McDonnell's Marxism makes him unfit for office

Recently, footage of the Shadow Chancellor, Labour MP John McDonnell, discussing the 2007 Financial Crisis in 2013 has surfaced. The veteran left-wing backbencher was recorded commenting:

We’ve got to demand systemic change. Look, I’m straight, I’m honest with people: I’m a Marxist. This is a classic crisis of the economy – a classic capitalist crisis. I’ve been waiting for this for a generation! For Christ’s sake don’t waste it, you know; let’s use this to explain to people this system based on greed and profit does not work.”

McDonnell has come under fire for appearing to revel in an economic crisis that resulted in job losses, recession, and not insignificant suffering. His somewhat glib response was that he was “joking”. In fairness, he probably did not mean that he was delighted by the actual impact of the crisis. That said, his comments do still reveal that he is entirely unsuited to being anywhere near power of any kind, let alone being Chancellor of the Exchequer.

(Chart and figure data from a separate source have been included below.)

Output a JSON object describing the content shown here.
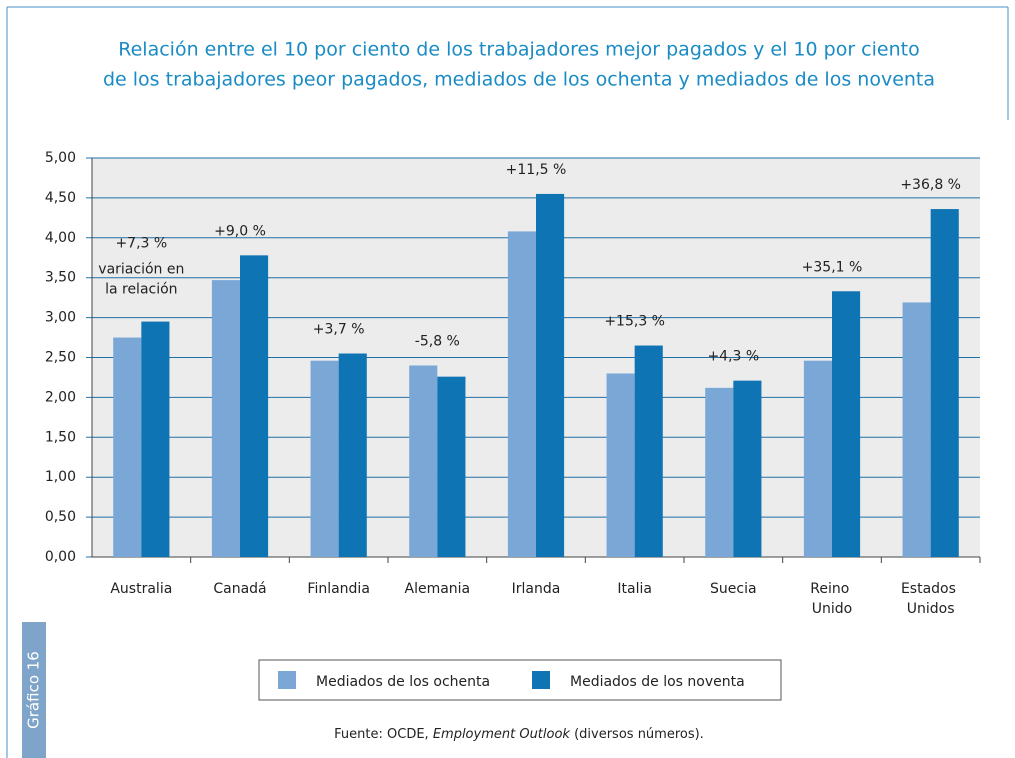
{
  "chart_data": {
    "type": "bar",
    "title_lines": [
      "Relación entre el 10 por ciento de los trabajadores mejor pagados y el 10 por ciento",
      "de los trabajadores peor pagados, mediados de los ochenta y mediados de los noventa"
    ],
    "categories": [
      "Australia",
      "Canadá",
      "Finlandia",
      "Alemania",
      "Irlanda",
      "Italia",
      "Suecia",
      "Reino Unido",
      "Estados Unidos"
    ],
    "series": [
      {
        "name": "Mediados de los ochenta",
        "color": "#7ba7d7",
        "values": [
          2.75,
          3.47,
          2.46,
          2.4,
          4.08,
          2.3,
          2.12,
          2.46,
          3.19
        ]
      },
      {
        "name": "Mediados de los noventa",
        "color": "#0f74b4",
        "values": [
          2.95,
          3.78,
          2.55,
          2.26,
          4.55,
          2.65,
          2.21,
          3.33,
          4.36
        ]
      }
    ],
    "change_labels": [
      "+7,3 %",
      "+9,0 %",
      "+3,7 %",
      "-5,8 %",
      "+11,5 %",
      "+15,3 %",
      "+4,3 %",
      "+35,1 %",
      "+36,8 %"
    ],
    "change_note": [
      "variación en",
      "la relación"
    ],
    "ylim": [
      0,
      5
    ],
    "yticks": [
      {
        "value": 0,
        "label": "0,00"
      },
      {
        "value": 0.5,
        "label": "0,50"
      },
      {
        "value": 1,
        "label": "1,00"
      },
      {
        "value": 1.5,
        "label": "1,50"
      },
      {
        "value": 2,
        "label": "2,00"
      },
      {
        "value": 2.5,
        "label": "2,50"
      },
      {
        "value": 3,
        "label": "3,00"
      },
      {
        "value": 3.5,
        "label": "3,50"
      },
      {
        "value": 4,
        "label": "4,00"
      },
      {
        "value": 4.5,
        "label": "4,50"
      },
      {
        "value": 5,
        "label": "5,00"
      }
    ],
    "grid": true,
    "legend": "bottom",
    "source": {
      "prefix": "Fuente: OCDE, ",
      "italic": "Employment Outlook",
      "suffix": " (diversos números)."
    },
    "figure_label": "Gráfico 16"
  }
}
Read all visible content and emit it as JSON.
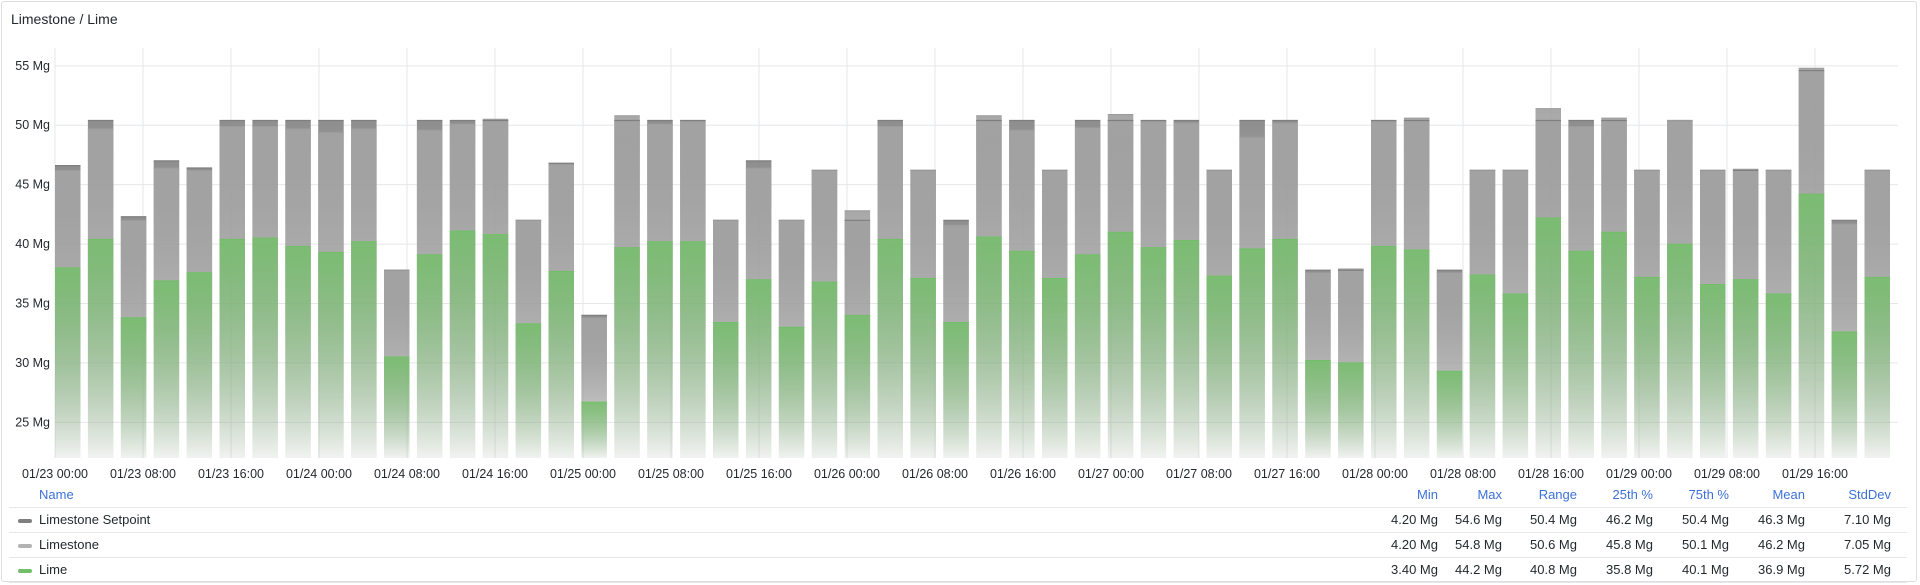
{
  "panel": {
    "title": "Limestone / Lime"
  },
  "chart_data": {
    "type": "bar",
    "unit": "Mg",
    "ylim": [
      22,
      56.5
    ],
    "yticks": [
      25,
      30,
      35,
      40,
      45,
      50,
      55
    ],
    "ytick_labels": [
      "25 Mg",
      "30 Mg",
      "35 Mg",
      "40 Mg",
      "45 Mg",
      "50 Mg",
      "55 Mg"
    ],
    "xlabels": [
      "01/23 00:00",
      "01/23 08:00",
      "01/23 16:00",
      "01/24 00:00",
      "01/24 08:00",
      "01/24 16:00",
      "01/25 00:00",
      "01/25 08:00",
      "01/25 16:00",
      "01/26 00:00",
      "01/26 08:00",
      "01/26 16:00",
      "01/27 00:00",
      "01/27 08:00",
      "01/27 16:00",
      "01/28 00:00",
      "01/28 08:00",
      "01/28 16:00",
      "01/29 00:00",
      "01/29 08:00",
      "01/29 16:00"
    ],
    "interval": "8h",
    "grid": true,
    "legend_placement": "bottom",
    "series": [
      {
        "name": "Limestone Setpoint",
        "color": "#7f7f7f",
        "values": [
          46.6,
          50.4,
          42.3,
          47.0,
          46.4,
          50.4,
          50.4,
          50.4,
          50.4,
          50.4,
          37.8,
          50.4,
          50.4,
          50.4,
          42.0,
          46.8,
          34.0,
          50.4,
          50.4,
          50.4,
          42.0,
          47.0,
          42.0,
          46.2,
          42.0,
          50.4,
          46.2,
          42.0,
          50.4,
          50.4,
          46.2,
          50.4,
          50.4,
          50.4,
          50.4,
          46.2,
          50.4,
          50.4,
          37.8,
          37.8,
          50.4,
          50.4,
          37.8,
          46.2,
          46.2,
          50.4,
          50.4,
          50.4,
          46.2,
          50.4,
          46.2,
          46.2,
          46.2,
          54.6,
          42.0,
          46.2
        ]
      },
      {
        "name": "Limestone",
        "color": "#b3b3b3",
        "values": [
          46.2,
          49.7,
          42.0,
          46.4,
          46.2,
          49.9,
          49.9,
          49.7,
          49.4,
          49.7,
          37.8,
          49.6,
          50.1,
          50.5,
          42.0,
          46.7,
          33.8,
          50.8,
          50.1,
          50.3,
          42.0,
          46.4,
          42.0,
          46.2,
          42.8,
          49.9,
          46.2,
          41.6,
          50.8,
          49.6,
          46.2,
          49.8,
          50.9,
          50.3,
          50.2,
          46.2,
          49.0,
          50.2,
          37.6,
          37.9,
          50.3,
          50.6,
          37.6,
          46.2,
          46.2,
          51.4,
          49.9,
          50.6,
          46.2,
          50.4,
          46.2,
          46.3,
          46.2,
          54.8,
          41.7,
          46.2
        ]
      },
      {
        "name": "Lime",
        "color": "#73bf69",
        "values": [
          38.0,
          40.4,
          33.8,
          36.9,
          37.6,
          40.4,
          40.5,
          39.8,
          39.3,
          40.2,
          30.5,
          39.1,
          41.1,
          40.8,
          33.3,
          37.7,
          26.7,
          39.7,
          40.2,
          40.2,
          33.4,
          37.0,
          33.0,
          36.8,
          34.0,
          40.4,
          37.1,
          33.4,
          40.6,
          39.4,
          37.1,
          39.1,
          41.0,
          39.7,
          40.3,
          37.3,
          39.6,
          40.4,
          30.2,
          30.0,
          39.8,
          39.5,
          29.3,
          37.4,
          35.8,
          42.2,
          39.4,
          41.0,
          37.2,
          40.0,
          36.6,
          37.0,
          35.8,
          44.2,
          32.6,
          37.2
        ]
      }
    ]
  },
  "legend": {
    "headers": {
      "name": "Name",
      "min": "Min",
      "max": "Max",
      "range": "Range",
      "p25": "25th %",
      "p75": "75th %",
      "mean": "Mean",
      "stddev": "StdDev"
    },
    "rows": [
      {
        "name": "Limestone Setpoint",
        "color": "#7f7f7f",
        "min": "4.20 Mg",
        "max": "54.6 Mg",
        "range": "50.4 Mg",
        "p25": "46.2 Mg",
        "p75": "50.4 Mg",
        "mean": "46.3 Mg",
        "stddev": "7.10 Mg"
      },
      {
        "name": "Limestone",
        "color": "#b3b3b3",
        "min": "4.20 Mg",
        "max": "54.8 Mg",
        "range": "50.6 Mg",
        "p25": "45.8 Mg",
        "p75": "50.1 Mg",
        "mean": "46.2 Mg",
        "stddev": "7.05 Mg"
      },
      {
        "name": "Lime",
        "color": "#73bf69",
        "min": "3.40 Mg",
        "max": "44.2 Mg",
        "range": "40.8 Mg",
        "p25": "35.8 Mg",
        "p75": "40.1 Mg",
        "mean": "36.9 Mg",
        "stddev": "5.72 Mg"
      }
    ]
  }
}
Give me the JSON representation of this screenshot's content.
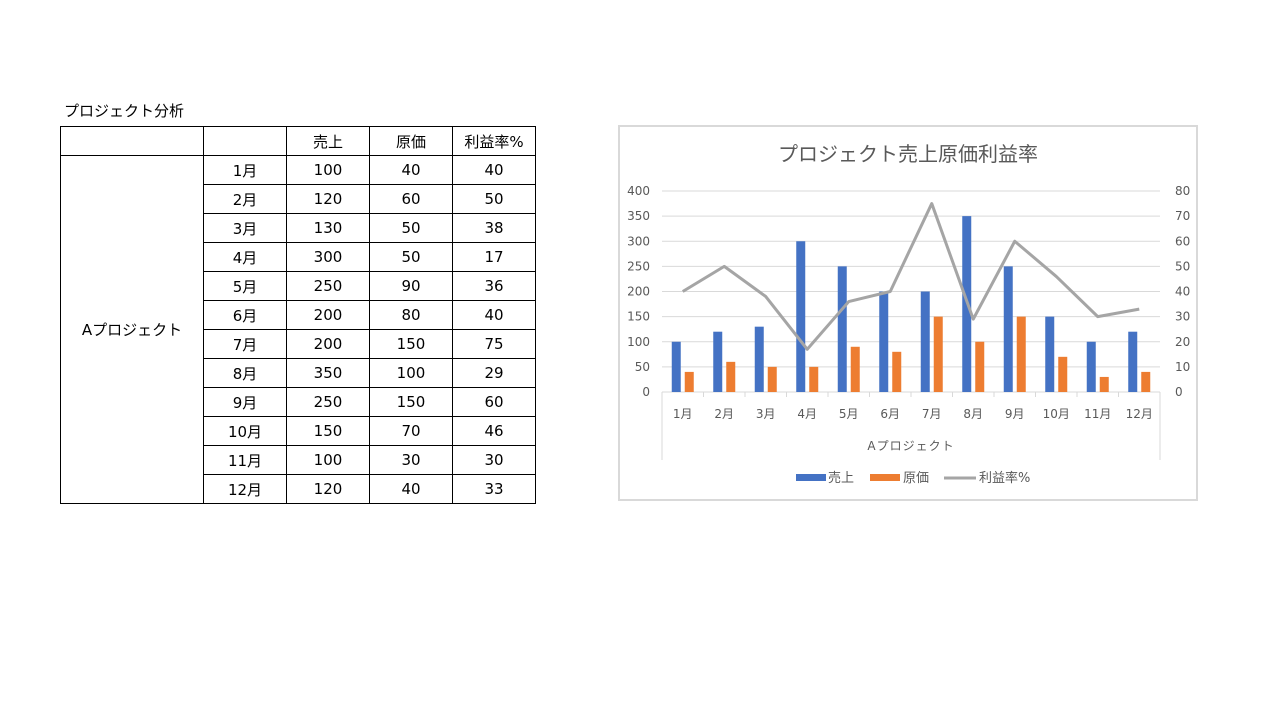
{
  "table": {
    "title": "プロジェクト分析",
    "headers": [
      "",
      "",
      "売上",
      "原価",
      "利益率%"
    ],
    "group_label": "Aプロジェクト",
    "rows": [
      {
        "month": "1月",
        "sales": "100",
        "cost": "40",
        "margin": "40"
      },
      {
        "month": "2月",
        "sales": "120",
        "cost": "60",
        "margin": "50"
      },
      {
        "month": "3月",
        "sales": "130",
        "cost": "50",
        "margin": "38"
      },
      {
        "month": "4月",
        "sales": "300",
        "cost": "50",
        "margin": "17"
      },
      {
        "month": "5月",
        "sales": "250",
        "cost": "90",
        "margin": "36"
      },
      {
        "month": "6月",
        "sales": "200",
        "cost": "80",
        "margin": "40"
      },
      {
        "month": "7月",
        "sales": "200",
        "cost": "150",
        "margin": "75"
      },
      {
        "month": "8月",
        "sales": "350",
        "cost": "100",
        "margin": "29"
      },
      {
        "month": "9月",
        "sales": "250",
        "cost": "150",
        "margin": "60"
      },
      {
        "month": "10月",
        "sales": "150",
        "cost": "70",
        "margin": "46"
      },
      {
        "month": "11月",
        "sales": "100",
        "cost": "30",
        "margin": "30"
      },
      {
        "month": "12月",
        "sales": "120",
        "cost": "40",
        "margin": "33"
      }
    ]
  },
  "chart_data": {
    "type": "bar",
    "title": "プロジェクト売上原価利益率",
    "categories": [
      "1月",
      "2月",
      "3月",
      "4月",
      "5月",
      "6月",
      "7月",
      "8月",
      "9月",
      "10月",
      "11月",
      "12月"
    ],
    "group_label": "Aプロジェクト",
    "series": [
      {
        "name": "売上",
        "type": "bar",
        "axis": "left",
        "color": "#4472c4",
        "values": [
          100,
          120,
          130,
          300,
          250,
          200,
          200,
          350,
          250,
          150,
          100,
          120
        ]
      },
      {
        "name": "原価",
        "type": "bar",
        "axis": "left",
        "color": "#ed7d31",
        "values": [
          40,
          60,
          50,
          50,
          90,
          80,
          150,
          100,
          150,
          70,
          30,
          40
        ]
      },
      {
        "name": "利益率%",
        "type": "line",
        "axis": "right",
        "color": "#a5a5a5",
        "values": [
          40,
          50,
          38,
          17,
          36,
          40,
          75,
          29,
          60,
          46,
          30,
          33
        ]
      }
    ],
    "ylim_left": [
      0,
      400
    ],
    "yticks_left": [
      0,
      50,
      100,
      150,
      200,
      250,
      300,
      350,
      400
    ],
    "ylim_right": [
      0,
      80
    ],
    "yticks_right": [
      0,
      10,
      20,
      30,
      40,
      50,
      60,
      70,
      80
    ],
    "grid": true,
    "legend": "bottom"
  }
}
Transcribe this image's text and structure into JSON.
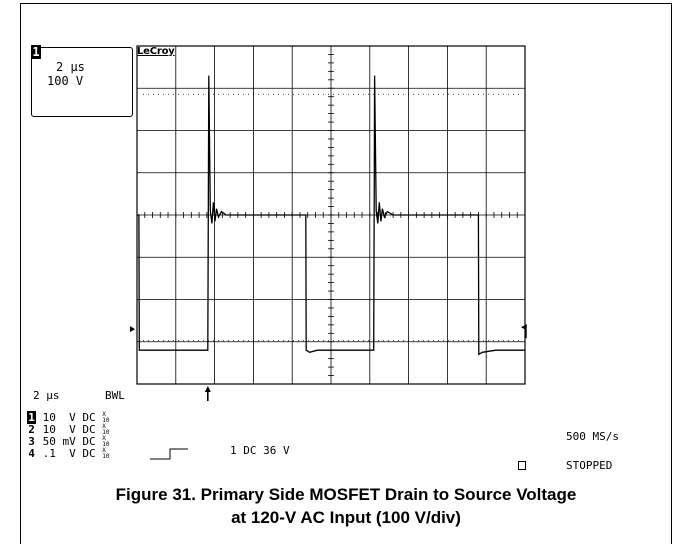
{
  "channel_box": {
    "channel": "1",
    "timebase": "2 µs",
    "volts": "100 V"
  },
  "brand": "LeCroy",
  "bottom_left": {
    "timebase": "2 µs",
    "bwl": "BWL",
    "channels": [
      {
        "num": "1",
        "scale": "10",
        "unit": "V",
        "coupling": "DC",
        "probe_top": "X",
        "probe_bot": "10"
      },
      {
        "num": "2",
        "scale": "10",
        "unit": "V",
        "coupling": "DC",
        "probe_top": "X",
        "probe_bot": "10"
      },
      {
        "num": "3",
        "scale": "50",
        "unit": "mV",
        "coupling": "DC",
        "probe_top": "X",
        "probe_bot": "10"
      },
      {
        "num": "4",
        "scale": ".1",
        "unit": "V",
        "coupling": "DC",
        "probe_top": "X",
        "probe_bot": "10"
      }
    ]
  },
  "trigger": {
    "text": "1 DC 36 V"
  },
  "sample_rate": "500 MS/s",
  "status": "STOPPED",
  "caption": {
    "line1": "Figure 31. Primary Side MOSFET Drain to Source Voltage",
    "line2": "at 120-V AC Input (100 V/div)"
  },
  "chart_data": {
    "type": "line",
    "x_divisions": 10,
    "y_divisions": 8,
    "x_unit": "µs",
    "x_per_div": 2,
    "y_per_div": 100,
    "y_unit": "V",
    "xlim": [
      0,
      20
    ],
    "ylim": [
      -400,
      400
    ],
    "grid": true,
    "series": [
      {
        "x": [
          0,
          0.1,
          0.12,
          3.65,
          3.7,
          3.78,
          3.86,
          3.94,
          4.02,
          4.1,
          4.2,
          4.35,
          4.6,
          5.0,
          6.0,
          8.5,
          8.7,
          8.72,
          8.9,
          9.3,
          12.2,
          12.25,
          12.33,
          12.41,
          12.49,
          12.57,
          12.65,
          12.75,
          12.9,
          13.2,
          13.8,
          15.0,
          17.5,
          17.6,
          17.62,
          17.8,
          18.5,
          20
        ],
        "y": [
          0,
          0,
          -320,
          -320,
          330,
          10,
          -20,
          30,
          -15,
          15,
          -5,
          8,
          0,
          0,
          0,
          0,
          0,
          -320,
          -325,
          -320,
          -320,
          330,
          10,
          -20,
          30,
          -15,
          15,
          -5,
          8,
          0,
          0,
          0,
          0,
          0,
          -330,
          -325,
          -320,
          -320
        ]
      }
    ],
    "annotations": [
      "trigger marker at x = 3.65 µs",
      "ground marker at -270 V (left)",
      "trigger level marker (right)"
    ]
  }
}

Being a Marxist entails being economically illiterate and historically ignorant. It can, and in McDonnell’s case does, also imply valuing theory over people.

The financial crisis does not require a Marxist framework for explanation. From a reasonable left-wing perspective, it was the result of excessively light-touch regulation and over-reliance on the efficient market hypothesis. A better explanation is that the wrong kind of regulation was in place, which incentivised sub-prime lending. A focus on monetary policy is also instructive, with the Federal Reserve’s ultra-low Interest Rates in the early 2000s contributing to the growth of the housing bubble.

So the crisis does not vindicate Marxism. And Marxism requires extremely good vindication, given its track record, even setting aside the tyranny and massacres that it inspired and justified. Many of its central assumptions, such as the Labour Theory of Value, have been out-dated for over a century. No convincing rebuttal of marginalism has ever been advanced. Marxism’s predictions and theories about class-conflict are, at best, one-dimensional and over-simplified.

The same is true of the demand for “systemic change” and rejection of a system “based on greed and profit”. There are absolutely no success stories (quite literally none). There are no alternatives to the price system and market exchange for organising an economy. There is, of course, plenty of room for debate about what kind of market economy you want. However, whether or not you want to have more worker-owned co-operatives or a more redistributive social democracy, this can only exist within a market-based system. The profit motive is needed as an economic incentive, and greed is a universal feature of human nature that can be harnessed but not eradicated.

Command economies have consistently failed to meet people’s basic needs and have inevitably collapsed because it is impossible to circumvent the need for price signals and giving economic actors the freedom to utilise dispersed knowledge. Fantasies about a magical ‘gift economy’ remain fantasies.

Regardless of whether or not McDonnell really had been salivating over the prospect of economic collapse, his conception of it as a necessary step towards achieving Marxist systemic change is revealing. The problems of real people in the here and now are perhaps an unfortunate inconvenience, but they remain trivial compared to the heroic narrative of the workers of the world throwing off the shackles of reality.